Friday, April 3, 2009

New direction for Ottawa city planning

About a year ago, Randall Denley posed a question to Ottawa's city planners: Are we a city, or a collection of suburbs? If the city's to-do list on stimulus projects is any indication, the current council has made up their mind: City.

From the Ottawa Citizen:

The City of Ottawa has created a “menu” of $640-million worth of projects from which the federal and provincial governments can pick when they want to spend infrastructure money to stimulate the economy.

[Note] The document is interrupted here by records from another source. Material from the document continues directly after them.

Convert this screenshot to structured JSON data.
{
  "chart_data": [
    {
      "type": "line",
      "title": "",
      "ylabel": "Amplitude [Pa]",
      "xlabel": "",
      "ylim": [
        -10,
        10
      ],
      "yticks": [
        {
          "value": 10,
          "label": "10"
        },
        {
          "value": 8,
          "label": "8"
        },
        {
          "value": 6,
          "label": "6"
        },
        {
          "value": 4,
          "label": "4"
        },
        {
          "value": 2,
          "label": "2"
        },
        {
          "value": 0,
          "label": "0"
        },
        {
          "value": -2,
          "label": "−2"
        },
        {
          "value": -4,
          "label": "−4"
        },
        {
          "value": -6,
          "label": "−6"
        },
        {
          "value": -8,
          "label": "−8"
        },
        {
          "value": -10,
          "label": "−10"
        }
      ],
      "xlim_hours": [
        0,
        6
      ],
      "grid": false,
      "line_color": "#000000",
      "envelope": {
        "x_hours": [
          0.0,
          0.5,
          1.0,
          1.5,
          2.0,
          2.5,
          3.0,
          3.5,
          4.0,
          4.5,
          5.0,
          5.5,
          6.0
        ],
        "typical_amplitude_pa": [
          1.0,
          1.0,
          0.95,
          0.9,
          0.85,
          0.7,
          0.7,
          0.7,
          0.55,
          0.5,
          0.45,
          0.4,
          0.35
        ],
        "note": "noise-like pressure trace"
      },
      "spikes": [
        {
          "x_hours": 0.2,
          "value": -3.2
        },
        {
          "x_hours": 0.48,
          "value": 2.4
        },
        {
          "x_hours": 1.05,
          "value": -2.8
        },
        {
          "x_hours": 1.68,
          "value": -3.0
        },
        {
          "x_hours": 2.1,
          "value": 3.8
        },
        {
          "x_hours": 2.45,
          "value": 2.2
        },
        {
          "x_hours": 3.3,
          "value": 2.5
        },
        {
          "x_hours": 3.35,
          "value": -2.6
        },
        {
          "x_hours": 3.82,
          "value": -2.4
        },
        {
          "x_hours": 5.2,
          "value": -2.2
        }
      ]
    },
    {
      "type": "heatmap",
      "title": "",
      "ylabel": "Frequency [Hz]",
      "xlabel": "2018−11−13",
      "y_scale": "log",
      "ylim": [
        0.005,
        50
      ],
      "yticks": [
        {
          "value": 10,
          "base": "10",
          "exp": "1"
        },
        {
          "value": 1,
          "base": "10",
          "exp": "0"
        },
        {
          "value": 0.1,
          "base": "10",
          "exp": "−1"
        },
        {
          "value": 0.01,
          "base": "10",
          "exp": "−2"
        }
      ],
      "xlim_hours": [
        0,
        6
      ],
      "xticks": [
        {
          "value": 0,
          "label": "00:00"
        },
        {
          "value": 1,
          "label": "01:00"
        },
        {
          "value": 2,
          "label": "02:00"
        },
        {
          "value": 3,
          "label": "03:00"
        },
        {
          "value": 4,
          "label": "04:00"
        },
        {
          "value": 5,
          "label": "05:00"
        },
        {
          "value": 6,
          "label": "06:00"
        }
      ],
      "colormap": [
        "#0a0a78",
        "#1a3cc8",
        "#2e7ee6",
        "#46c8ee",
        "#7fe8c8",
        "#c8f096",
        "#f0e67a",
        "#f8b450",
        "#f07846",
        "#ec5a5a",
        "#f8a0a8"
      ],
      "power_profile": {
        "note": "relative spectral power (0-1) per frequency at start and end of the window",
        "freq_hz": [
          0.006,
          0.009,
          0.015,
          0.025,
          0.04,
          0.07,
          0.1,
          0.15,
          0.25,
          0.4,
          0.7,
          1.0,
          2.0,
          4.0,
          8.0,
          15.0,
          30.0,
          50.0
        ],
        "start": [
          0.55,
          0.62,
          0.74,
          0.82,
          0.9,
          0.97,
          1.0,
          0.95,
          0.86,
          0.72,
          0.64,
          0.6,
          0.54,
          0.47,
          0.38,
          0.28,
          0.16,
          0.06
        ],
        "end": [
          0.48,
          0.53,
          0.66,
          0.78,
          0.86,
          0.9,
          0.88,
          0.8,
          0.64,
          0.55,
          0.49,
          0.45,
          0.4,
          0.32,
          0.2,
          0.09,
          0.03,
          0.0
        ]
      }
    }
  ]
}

The project lists, released Monday at city council’s economic affairs committee, assign top priority to public transit and give the lowest priority to new suburban roads. The lists include projects that can be built in the next two years to give the federal and provincial governments the job boost they hope to deliver with this year’s budgets. The federal government has four funds for which the city can apply for money.
The problem that seems to arise out of that is that it leaves existing infrastructural deficiencies in the suburbs unaddressed, but that's not that case, again according to the Citizen:

The transit projects include Transitway expansion from Fallowfield Drive to Barrhaven Town Centre, construction of a tunnel at Baseline transit station and the pedestrian overpass connecting Baseline Station to Algonquin College.

[...]

If the federal and provincial governments want to fund growth, new road projects include Hazeldean, Earl Armstrong, Limebank, Mer Bleue, Trim, Innes, Terry Fox and Hunt Club are offered up as road expansions that are ready to go.

1 comment:

Anonymous said...

Councillors have no vision. All we have is a bunch of conniving, backstabbing politicians jockeying for position in the next mayoral race! They say public transit is a top priority yet they allowed us to go without it for two months in the middle of winter while they sniped at each other! And offered discounted extra parking as thought it was a viable solution to the transit strike.

Transit has been a "priority" for a while now but we haven't seen any significant improvements or results in the past few years. I can't wait until the next election!